This topic is particularly relevant at present, of course — from the British Medical Journal
Background Antibiotic over prescription for upper respiratory tract infections (URTIs) in primary care exacerbates antimicrobial resistance. There is a need for effective alternatives to antibiotic prescribing. Honey is a lay remedy for URTIs, and has an emerging evidence base for its use. Honey has antimicrobial properties, and guidelines recommended honey for acute cough in children.
Objectives To evaluate the effectiveness of honey for symptomatic relief in URTIs.
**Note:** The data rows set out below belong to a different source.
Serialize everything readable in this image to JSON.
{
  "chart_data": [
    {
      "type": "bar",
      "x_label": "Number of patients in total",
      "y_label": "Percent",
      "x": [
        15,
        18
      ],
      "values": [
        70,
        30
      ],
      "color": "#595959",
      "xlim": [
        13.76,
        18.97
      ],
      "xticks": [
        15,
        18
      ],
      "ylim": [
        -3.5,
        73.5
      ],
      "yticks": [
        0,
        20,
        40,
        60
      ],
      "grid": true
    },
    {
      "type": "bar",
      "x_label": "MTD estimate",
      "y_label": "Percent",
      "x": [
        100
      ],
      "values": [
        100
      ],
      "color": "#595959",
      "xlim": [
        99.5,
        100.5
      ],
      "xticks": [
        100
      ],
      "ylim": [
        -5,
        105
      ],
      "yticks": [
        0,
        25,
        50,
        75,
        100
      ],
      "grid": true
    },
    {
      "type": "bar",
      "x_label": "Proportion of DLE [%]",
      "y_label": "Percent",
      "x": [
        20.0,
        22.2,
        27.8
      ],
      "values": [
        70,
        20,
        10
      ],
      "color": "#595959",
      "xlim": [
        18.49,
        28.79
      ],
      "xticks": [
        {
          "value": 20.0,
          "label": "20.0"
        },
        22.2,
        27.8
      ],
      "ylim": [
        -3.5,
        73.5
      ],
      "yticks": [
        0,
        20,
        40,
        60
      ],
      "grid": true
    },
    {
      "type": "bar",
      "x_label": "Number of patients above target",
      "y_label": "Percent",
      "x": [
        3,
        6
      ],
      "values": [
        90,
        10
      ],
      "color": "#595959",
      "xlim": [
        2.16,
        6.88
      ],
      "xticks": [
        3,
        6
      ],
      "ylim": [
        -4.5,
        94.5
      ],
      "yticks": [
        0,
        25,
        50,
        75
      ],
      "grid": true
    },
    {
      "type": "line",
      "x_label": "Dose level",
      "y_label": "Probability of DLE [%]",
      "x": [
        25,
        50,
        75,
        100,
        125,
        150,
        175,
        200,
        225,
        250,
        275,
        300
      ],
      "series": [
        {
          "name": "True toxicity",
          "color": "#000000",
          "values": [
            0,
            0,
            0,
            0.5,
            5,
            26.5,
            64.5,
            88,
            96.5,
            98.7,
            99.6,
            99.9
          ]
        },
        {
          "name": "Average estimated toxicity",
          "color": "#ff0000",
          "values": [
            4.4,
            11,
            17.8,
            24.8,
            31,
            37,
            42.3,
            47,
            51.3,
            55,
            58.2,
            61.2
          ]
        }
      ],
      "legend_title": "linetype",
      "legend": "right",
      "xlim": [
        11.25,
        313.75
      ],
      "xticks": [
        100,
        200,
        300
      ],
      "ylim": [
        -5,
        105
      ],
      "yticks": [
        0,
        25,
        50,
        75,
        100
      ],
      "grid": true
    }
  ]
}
Methods A systematic review and meta-analysis. We searched Pubmed, Embase, Web of Science, AMED, Cab abstracts, Cochrane Library, LILACS, and CINAHL with a combination of keywords and MeSH terms.
Results We identified 1345 unique records, and 14 studies were included. Overall risk of bias was moderate. Compared with usual care, honey improved combined symptom score (three studies, mean difference −3.96, 95% CI −5.42 to −2.51, I2=0%), cough frequency (eight studies, standardised mean difference (SMD) −0.36, 95% CI −0.50 to −0.21, I2=0%) and cough severity (five studies, SMD −0.44, 95% CI −0.64 to −0.25, I2=20%). We combined two studies comparing honey with placebo for relieving combined symptoms (SMD −0.63, 95% CI −1.44 to 0.18, I2=91%).
Conclusions Honey was superior to usual care for the improvement of symptoms of upper respiratory tract infections. It provides a widely available and cheap alternative to antibiotics. Honey could help efforts to slow the spread of antimicrobial resistance, but further high quality, placebo controlled trials are needed.